Burkhardt: Nein. Solche Zahlen können gar nicht seriös erhoben werden, wenn die Langzeitwirkung inbegriffen sein soll. Im Einzelfall kann schlicht nicht erfasst werden, was passiert wäre, wenn anders vorgegangen wäre. Verglichen werden könnten höchstens die Tagessätze der einzelnen Vollzugsinstitutionen und die Dauer des Aufenthalts. Wobei das dann aber eben auch nichts über mögliche spätere Folgekosten für die Gesellschaft aussagt.

Beobachter: Wo sehen Sie derzeit das grösste Verbesserungspotenzial im Jugendstrafrecht? 

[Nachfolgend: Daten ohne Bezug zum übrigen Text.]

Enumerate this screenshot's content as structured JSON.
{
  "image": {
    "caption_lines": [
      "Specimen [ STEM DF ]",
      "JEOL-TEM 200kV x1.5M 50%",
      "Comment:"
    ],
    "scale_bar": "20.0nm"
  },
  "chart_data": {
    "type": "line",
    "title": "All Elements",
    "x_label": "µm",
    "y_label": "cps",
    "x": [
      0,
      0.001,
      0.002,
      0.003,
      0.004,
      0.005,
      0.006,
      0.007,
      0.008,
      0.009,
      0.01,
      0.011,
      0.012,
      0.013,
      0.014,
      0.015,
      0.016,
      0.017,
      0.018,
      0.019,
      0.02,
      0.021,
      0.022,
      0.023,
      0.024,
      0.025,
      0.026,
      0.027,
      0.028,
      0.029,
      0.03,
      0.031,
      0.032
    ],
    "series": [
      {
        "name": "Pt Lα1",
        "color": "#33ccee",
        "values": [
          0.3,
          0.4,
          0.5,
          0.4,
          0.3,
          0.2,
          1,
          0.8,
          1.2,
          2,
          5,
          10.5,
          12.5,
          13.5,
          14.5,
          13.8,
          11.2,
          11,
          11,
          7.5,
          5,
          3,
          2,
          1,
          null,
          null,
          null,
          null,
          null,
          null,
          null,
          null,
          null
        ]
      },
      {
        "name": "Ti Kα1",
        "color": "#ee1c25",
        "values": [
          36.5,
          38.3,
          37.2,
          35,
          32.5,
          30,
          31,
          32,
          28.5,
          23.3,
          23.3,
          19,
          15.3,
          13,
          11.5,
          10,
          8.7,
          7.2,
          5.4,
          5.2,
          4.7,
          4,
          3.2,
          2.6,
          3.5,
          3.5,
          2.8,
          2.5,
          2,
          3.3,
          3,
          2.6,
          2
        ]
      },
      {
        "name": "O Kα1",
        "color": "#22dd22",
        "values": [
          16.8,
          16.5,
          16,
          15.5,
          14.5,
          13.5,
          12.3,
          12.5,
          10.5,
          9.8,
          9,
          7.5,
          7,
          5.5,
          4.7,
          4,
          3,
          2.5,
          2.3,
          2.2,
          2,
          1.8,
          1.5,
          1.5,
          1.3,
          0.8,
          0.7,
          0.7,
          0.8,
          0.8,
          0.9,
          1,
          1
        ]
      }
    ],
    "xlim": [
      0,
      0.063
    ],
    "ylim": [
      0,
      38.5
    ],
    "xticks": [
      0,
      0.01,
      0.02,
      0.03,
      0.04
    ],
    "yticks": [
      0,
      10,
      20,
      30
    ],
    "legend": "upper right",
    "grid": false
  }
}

Burkhardt: Mich treibt die massive Formalisierung der Verfahren um, die seit Einführung der eidgenössischen Strafprozessordnung stattfindet. In den allermeisten Fällen wäre ein rascher Abschluss der Verfahren möglich, müssten nicht x-fach Mitteilungen und begründete Verfügungen zugestellt werden. Und weil in der Prozessordnung vieles recht unklar und teilweise widersprüchlich geregelt ist, hat gleichzeitig die Beschwerdehäufigkeit zugenommen – nicht aber deren Erfolg. Bei einem 15-Jährigen deswegen ein Urteil erst nach etlichen Monaten fällen zu können, ist ein Unding.


Beat Burkhardt (60) ist seit 24 Jahren Jugendanwalt, seit 2003 leitet er die Basler Jugendanwaltschaft.